Earlier this month, a large majority of MPs voted in favour of Regulations that permit mitochondrial donation to be used in treatment (see BioNews 789). But mitochondrial donation will not become lawful in the UK unless the House of Lords also supports the Regulations, and the deciding vote is due to take place on 24 February.
The Progress Educational Trust (PET) - the charity which publishes BioNews - has a longstanding interest in mitochondrial donation, and has carried out a range of related activities over the years. We first covered the issue in BioNews back in 1999 (see BioNews 24), and have since aimed to inform public debate, giving a platform in BioNews and at our public events both to those support mitochondrial donation and to those who oppose it.

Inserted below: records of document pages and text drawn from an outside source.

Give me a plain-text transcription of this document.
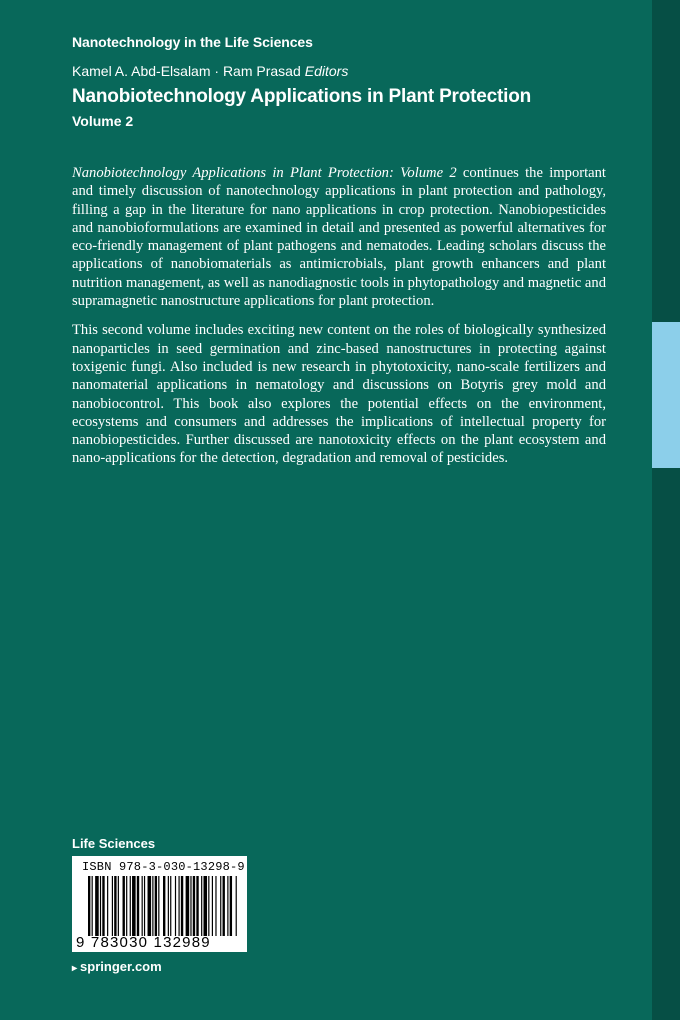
Nanotechnology in the Life Sciences
Kamel A. Abd-Elsalam · Ram Prasad Editors
Nanobiotechnology Applications in Plant Protection
Volume 2

Nanobiotechnology Applications in Plant Protection: Volume 2 continues the important and timely discussion of nanotechnology applications in plant protection and pathology, filling a gap in the literature for nano applications in crop protection. Nanobiopesticides and nanobioformulations are examined in detail and presented as powerful alternatives for eco-friendly management of plant pathogens and nematodes. Leading scholars discuss the applications of nanobiomaterials as antimicrobials, plant growth enhancers and plant nutrition management, as well as nanodiagnostic tools in phytopathology and magnetic and supramagnetic nanostructure applications for plant protection.

This second volume includes exciting new content on the roles of biologically synthesized nanoparticles in seed germination and zinc-based nanostructures in protecting against toxigenic fungi. Also included is new research in phytotoxicity, nano-scale fertilizers and nanomaterial applications in nematology and discussions on Botyris grey mold and nanobiocontrol. This book also explores the potential effects on the environment, ecosystems and consumers and addresses the implications of intellectual property for nanobiopesticides. Further discussed are nanotoxicity effects on the plant ecosystem and nano-applications for the detection, degradation and removal of pesticides.

Life Sciences
ISBN 978-3-030-13298-9
9 783030 132989
▸ springer.com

At the same time, PET does take a position on this issue, and strongly supports changing the law to permit the use of mitochondrial donation in treatment. You can find out why by reading two briefings we have prepared in collaboration with the British Fertility Society - one on 'The Science', and one on 'The Ethics'.
Our recent work in this area culminated in our packed event in the Houses of Parliament on the eve of the Commons vote, entitled 'Mitochondrial Donation: Is It Safe? Is It Ethical?'. The event was attended by MPs and Peers as well as patients, researchers and members of the public, and was referred to several times by MPs during the debate in the Commons the next day. You can read about the event here, and you can read BioNews articles by those who spoke for and against mitochondrial donation on the panel.
As well having a keen interest in the Commons vote the following day, PET was also keen to find out how the event's audience thought Parliament should vote. We always elicit feedback from the audience at our events, and as a part of this exercise, we asked people 'Do you think Parliament should vote in favour of allowing mitochondrial donation to be used in clinical practice?'. We gave the options 'Yes', 'No' and 'Don't know', and we asked respondents to give reasons for their answer.
Out of 69 feedback forms returned by attendees, the overwhelming majority (55) said 'Yes' to the Regulations being passed by Parliament. 4 said 'No', 7 said 'Don't know', and 3 did not answer the question.
Reasons given for supporting the Regulations were as varied as respondents' jobs and ages, demonstrating a wide range of support. Indeed, only two respondents gave answers that were strikingly similar - 'Because there is no good reason not to' - and they were a third-year medical student and a fertility counsellor.
Some respondents (most notably genetic counsellors) supported the Regulations because it would provide them with an opportunity to help their patients - 'It is fundamental for patients with mitochondrial conditions to have the choice of having children free of mitochondrial disease', 'I work as a genetic counsellor and it would offer more options to the families I see'.
Others viewed the issue primarily as one of reproductive autonomy, stating it was a matter of 'Individual reproductive choice' (PhD student) and 'I believe this to be a technology that will respect the reproductive choices of individuals trying not to pass on a devastating genetic condition without causing actual harms' (MA Bioethics student).
One of the few who did not support the Regulations was a PhD student who said 'It's opening the way to uncontrolled births in a society that should be thinking about limits to population growth (this applies to all the planet)'.
Another respondent opposed to the Regulations (a scientist) said there were simply 'Too many unknowns'. But many of those in favour were satisfied with the evidence - 'Benefit outweighs risk', said a trainee clinical scientist. 'Weight of evidence indicates that this is the next step with robust regulation', said someone who was both a medical professor and a Church of England priest.
One of the equivocators - a student who picked the 'Don't know' option - seemed to be wrestling with an abundance of evidence, saying 'I need time to process info from today'.
When it came to the ethics, a journalist said that they could see 'No sound secular ethical objections against it, but many for it'. An MA Bioethics student said 'I believe this to be a technology that will respect the reproductive choices of individuals trying not to pass on a devastating genetic condition without causing actual harms'.
A retired teacher was in favour of the Regulations because he was convinced that of the 'Scientific, moral and family benefits'. One woman's motivation was personal - 'It affects my family directly'.
In addition to MPs attending PET's event and hearing the arguments, many MPs who debated and voted in the Commons the following day had been petitioned by their constituents to vote for or against the Regulations. The Peers, too, will have been presented with arguments and appeals by a variety of organisations and members of the public.
PET's hopes for the imminent vote are perhaps best summed up by one of the members of the House of Lords - PET's Patron, Baroness Mary Warnock - who has said, reflecting on her work in this area, that 'ignorance and prejudice should not be allowed to dictate the outcome'.